Determine the least non-negative residue $x$ of the following congruences:
(a) $10! ≡ x \pmod {11}$
(b) $10! + 10! ≡ x \pmod {11}$
(c) $10 (10!) + 8 (10!) ≡ x \pmod {11}$
(d) $5 (10!)^{101} + 3 (10!)^{100} ≡ x \pmod {11}$
We remind ourselves of Wilson's Theorem,
$$ (n − 1)! \equiv −1 \pmod {n} \quad \iff \quad n \text{ is prime} $$
(a) Since 11 is prime, Wilson's Theorem gives us
$$ \begin{align} 10! & \equiv -1 \pmod {11} \\ \\ & \equiv 10 \pmod{11} \end{align}$$
The least non-negative residue is $x = 10$.
(b) Since 11 is prime, Wilson's Theorem gives us
$$ \begin{align} 10! & \equiv -1 \pmod {11} \\ \\ 2 \times 10! & \equiv -2 \pmod{11} \\ \\ 10! + 10! & \equiv 9 \pmod {11} \end{align}$$
The least non-negative residue is $x = 9$.

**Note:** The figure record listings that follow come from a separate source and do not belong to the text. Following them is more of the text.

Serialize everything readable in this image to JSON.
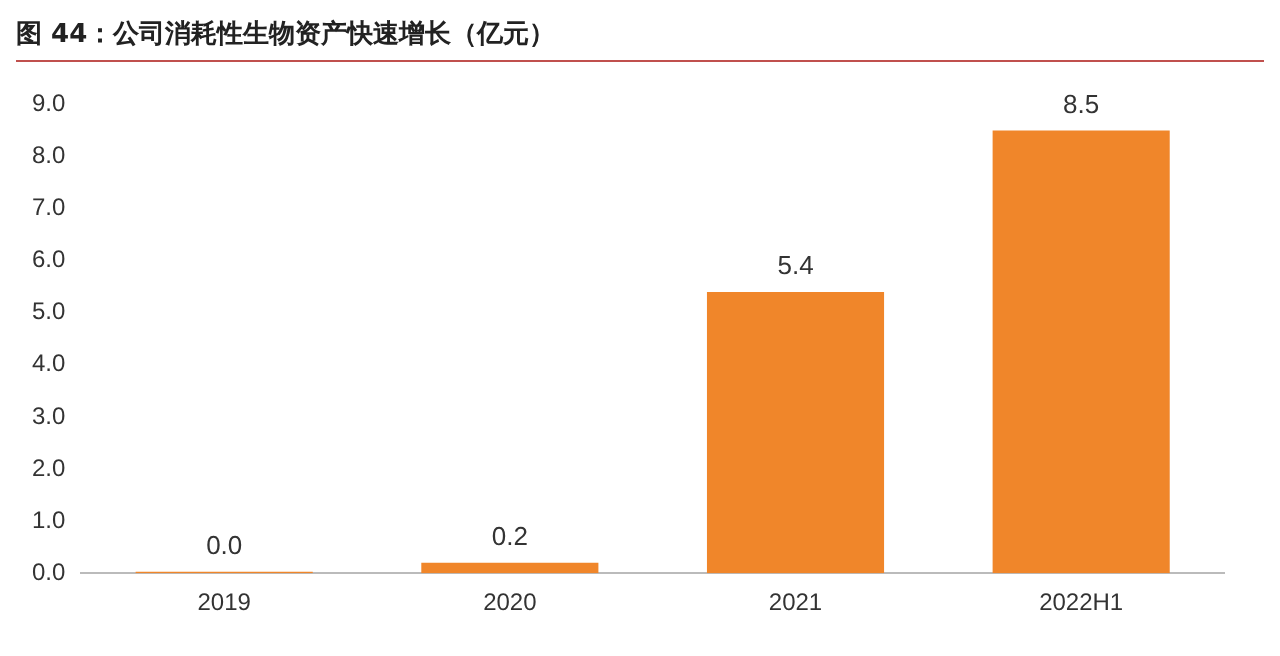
{
  "chart_data": {
    "type": "bar",
    "title": "图 44：公司消耗性生物资产快速增长（亿元）",
    "categories": [
      "2019",
      "2020",
      "2021",
      "2022H1"
    ],
    "values": [
      0.03,
      0.2,
      5.4,
      8.5
    ],
    "value_labels": [
      "0.0",
      "0.2",
      "5.4",
      "8.5"
    ],
    "color": "#f0862a",
    "ylim": [
      0,
      9
    ],
    "yticks": [
      {
        "value": 0,
        "label": "0.0"
      },
      {
        "value": 1,
        "label": "1.0"
      },
      {
        "value": 2,
        "label": "2.0"
      },
      {
        "value": 3,
        "label": "3.0"
      },
      {
        "value": 4,
        "label": "4.0"
      },
      {
        "value": 5,
        "label": "5.0"
      },
      {
        "value": 6,
        "label": "6.0"
      },
      {
        "value": 7,
        "label": "7.0"
      },
      {
        "value": 8,
        "label": "8.0"
      },
      {
        "value": 9,
        "label": "9.0"
      }
    ],
    "grid": false,
    "legend": false
  }
}
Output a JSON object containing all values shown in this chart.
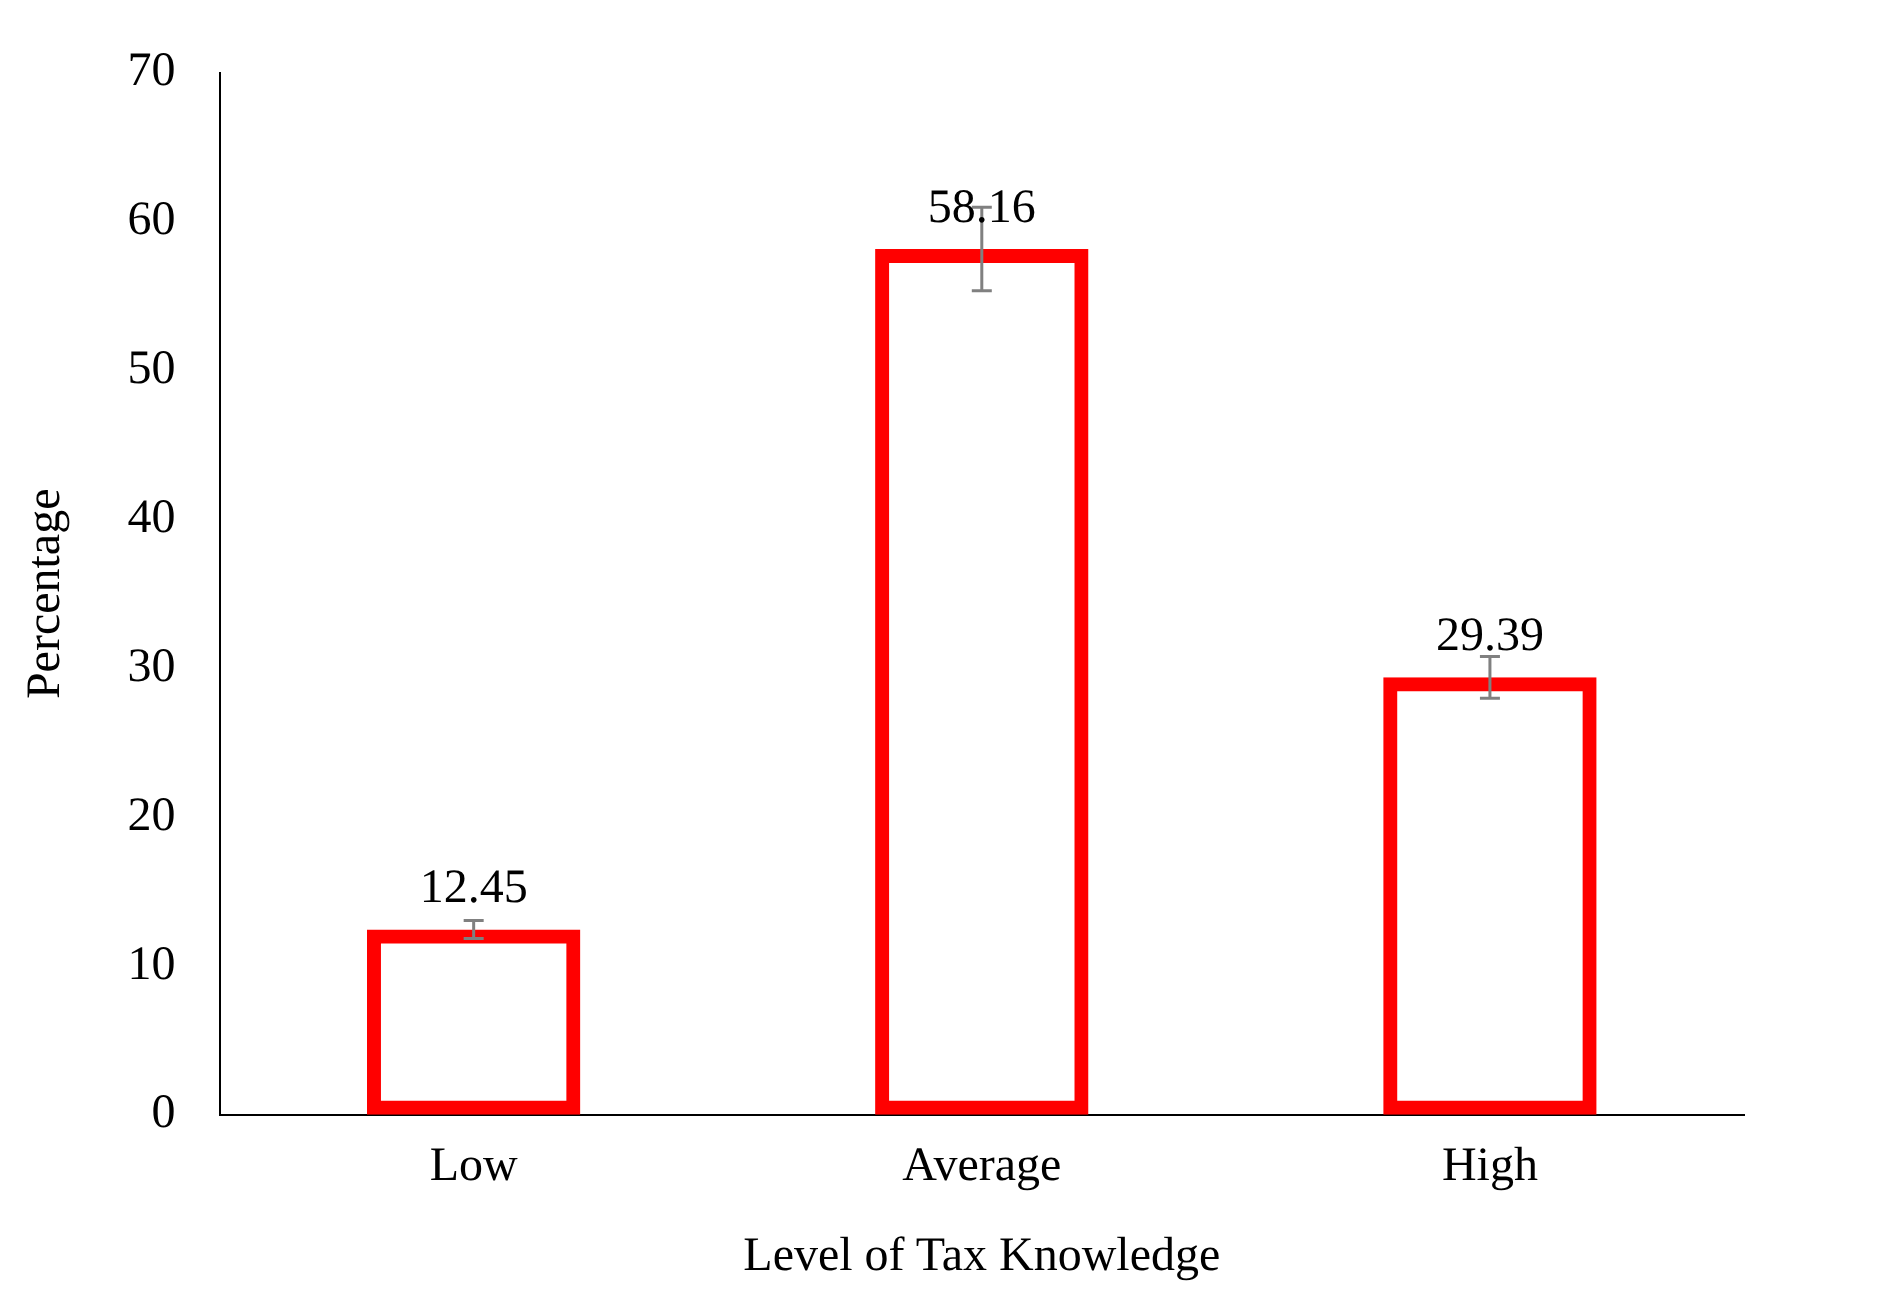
{
  "chart_data": {
    "type": "bar",
    "xlabel": "Level of Tax Knowledge",
    "ylabel": "Percentage",
    "categories": [
      "Low",
      "Average",
      "High"
    ],
    "values": [
      12.45,
      58.16,
      29.39
    ],
    "errors": [
      0.6,
      2.8,
      1.4
    ],
    "color": "#ff0000",
    "ylim": [
      0,
      70
    ],
    "yticks": [
      0,
      10,
      20,
      30,
      40,
      50,
      60,
      70
    ],
    "data_labels": true,
    "grid": false,
    "legend": false
  }
}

(c) Since 11 is prime, Wilson's Theorem gives us
$$ \begin{align} 10! & \equiv -1 \pmod {11} \\ \\ 18 \times 10! & \equiv -18 \pmod{11} \\ \\ 10(10!) + 8(10!) & \equiv 4 \pmod {11} \end{align}$$
The least non-negative residue is $x = 4$.

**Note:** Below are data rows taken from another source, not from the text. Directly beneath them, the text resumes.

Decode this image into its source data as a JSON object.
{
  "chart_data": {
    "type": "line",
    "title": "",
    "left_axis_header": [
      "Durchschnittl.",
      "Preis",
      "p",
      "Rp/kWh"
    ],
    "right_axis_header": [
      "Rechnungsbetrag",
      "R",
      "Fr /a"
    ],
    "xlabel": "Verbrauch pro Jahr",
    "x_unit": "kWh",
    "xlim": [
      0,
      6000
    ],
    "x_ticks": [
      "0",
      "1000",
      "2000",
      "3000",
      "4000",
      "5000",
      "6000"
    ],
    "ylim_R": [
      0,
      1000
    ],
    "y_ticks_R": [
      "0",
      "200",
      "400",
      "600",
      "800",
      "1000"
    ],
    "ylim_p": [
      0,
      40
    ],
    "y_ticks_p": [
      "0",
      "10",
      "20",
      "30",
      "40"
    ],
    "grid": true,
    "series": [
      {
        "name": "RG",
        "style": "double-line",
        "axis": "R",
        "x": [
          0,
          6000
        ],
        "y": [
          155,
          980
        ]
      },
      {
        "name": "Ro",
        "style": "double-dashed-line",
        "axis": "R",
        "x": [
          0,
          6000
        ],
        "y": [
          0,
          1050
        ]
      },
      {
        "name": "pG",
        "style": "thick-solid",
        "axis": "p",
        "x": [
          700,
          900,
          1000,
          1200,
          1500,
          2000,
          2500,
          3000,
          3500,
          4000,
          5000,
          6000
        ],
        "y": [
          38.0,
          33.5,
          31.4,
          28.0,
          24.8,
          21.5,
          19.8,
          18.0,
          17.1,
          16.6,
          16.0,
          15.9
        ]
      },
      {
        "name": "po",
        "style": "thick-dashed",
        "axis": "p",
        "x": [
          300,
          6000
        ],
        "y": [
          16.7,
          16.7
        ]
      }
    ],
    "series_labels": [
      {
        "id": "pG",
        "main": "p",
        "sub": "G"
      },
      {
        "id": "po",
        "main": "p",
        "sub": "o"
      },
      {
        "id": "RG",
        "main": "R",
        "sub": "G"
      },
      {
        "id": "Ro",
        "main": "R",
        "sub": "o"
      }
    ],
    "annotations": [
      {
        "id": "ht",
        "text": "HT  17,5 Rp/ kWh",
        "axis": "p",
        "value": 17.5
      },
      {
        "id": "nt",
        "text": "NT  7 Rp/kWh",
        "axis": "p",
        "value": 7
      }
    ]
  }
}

(d) Since 11 is prime, Wilson's Theorem gives us
$$ \begin{align} 10! & \equiv -1 \pmod {11} \\ \\ 10!^{100} & \equiv 1 \pmod{11} \\ \\ 10!^{101} & \equiv -1 \pmod{11} \\ \\ 5(10!)^{101} + 3(10!)^{100} & \equiv 5(-1) + 3(1) \pmod{11} \\ \\ & \equiv -2 \pmod{11} \\ \\ \equiv 9 \end{align}$$
The least non-negative residue is $x = 9$.